You could also summarize it this way: A bunch of ninjas use lethal weapons to kill one another on the gritty streets of New York city. The not-a-kids-show nature of TMNT gets even more interesting when you take into account their original origin from the black-and-white comics, which were originally conceived as a parody of Frank Miller's Daredevil, where a mutated superhero (Daredevil) learns ninjitsu from a wise old master (Stick) to fight evil ninjas in New York (The Hand). Get it?
9. Sifl and Olly
Created by mad geniuses Liam Lynch and Matt Crocco, Sifl and Olly are sock puppets that mostly say and sing offensive things in between music videos. They would take angry calls from their landlord, interview inanimate objects/concepts (like Death or Orgasm), and report fake news about celebrities (usually Bjork). They shot three seasons, only two of which aired, and the show effectively launched the careers of the cult artists that created it.
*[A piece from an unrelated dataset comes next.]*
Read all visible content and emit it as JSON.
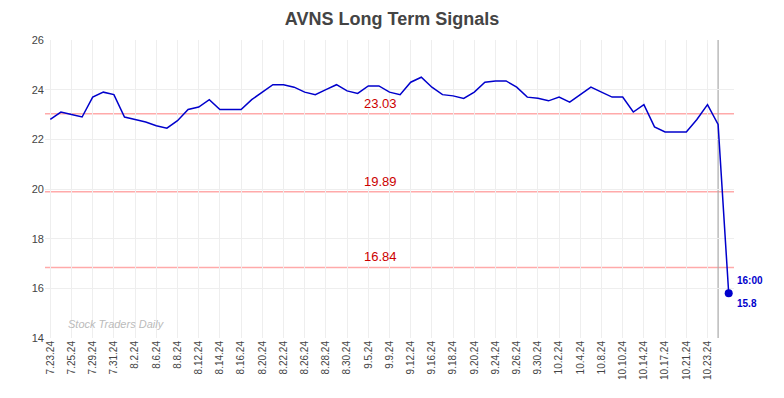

Here's a list of things I didn't know about when I was seven years old: Jerry Lewis. Goodfellas. Gilbert and Sullivan. The Agony and the Ecstacy. MAJOR SEXUAL INNUENDO. All of these were present in spades on Animaniacs, which snuck so many jokes past the censors you start to wonder if any of them were even awake during the day.
From jokes about "fingering" to the confusion between "conjugate" and "copulate," Animaniacs was downright filthy for a kid's show, but smart enough to realize most of the jokes would sail right over kids heads into the waiting ears of parents forced to sit with their babies and watch this crap.
7. Paddington Bear
Paddington, in his little hat and blue coat, stuffin' down marmalade and cocoa, is absolutely adorable. The animation style is whimsical, his adventures are light and fun, filled with slapstick and proper-sounding British accents, but none of that changes the fact that Paddington Bear is full of some dark, dark shit.
Found on a train station platform with a suitcase and a note reading "Please look after this bear," Paddington Bear was based on his creator's memories of Child Evacuees leaving London during World War II. It's later revealed that he was sent from Peru by his Aunt Lucy, who took him in after he was orphaned in an Earthquake. When she was sent to a home for Retired Bears, Aunt Lucy sent Paddington away via lifeboat with only a few jars of marmalade for sustenance -- when he reaches London he's nearly starving, and his hunger mixed with his cultural differences cause him to make a fool of himself in a tea shop. Luckily, his ignorance ignites the pity of a nice English family, the Browns, and they take him in and teach him about school and the fun of British beaches (that must've been a short episode).
The Browns adopted exotic children from third-world countries while Angelina Jolie was still wearing Billy Bob Thorton's blood in a vial around her neck.
6. South Park
It's become a vehicle for biting social commentary, but in it's heyday, the four foul-mouthed kids from South Park were a lot more like, well, real kids. And the concept of the show started out "Hey, let's make a kids' cartoon and fill it with offensive stuff." That fact, however, doesn't make the show, even as it started, less ingenious -- there had really never been a show that so handily encapsulated the reality of being a little boy in America, when poop is funny and "dildo" is hilarious because you're not entirely sure what one really is. Our local boys took the idea of a kid's show, and they made it punk rock.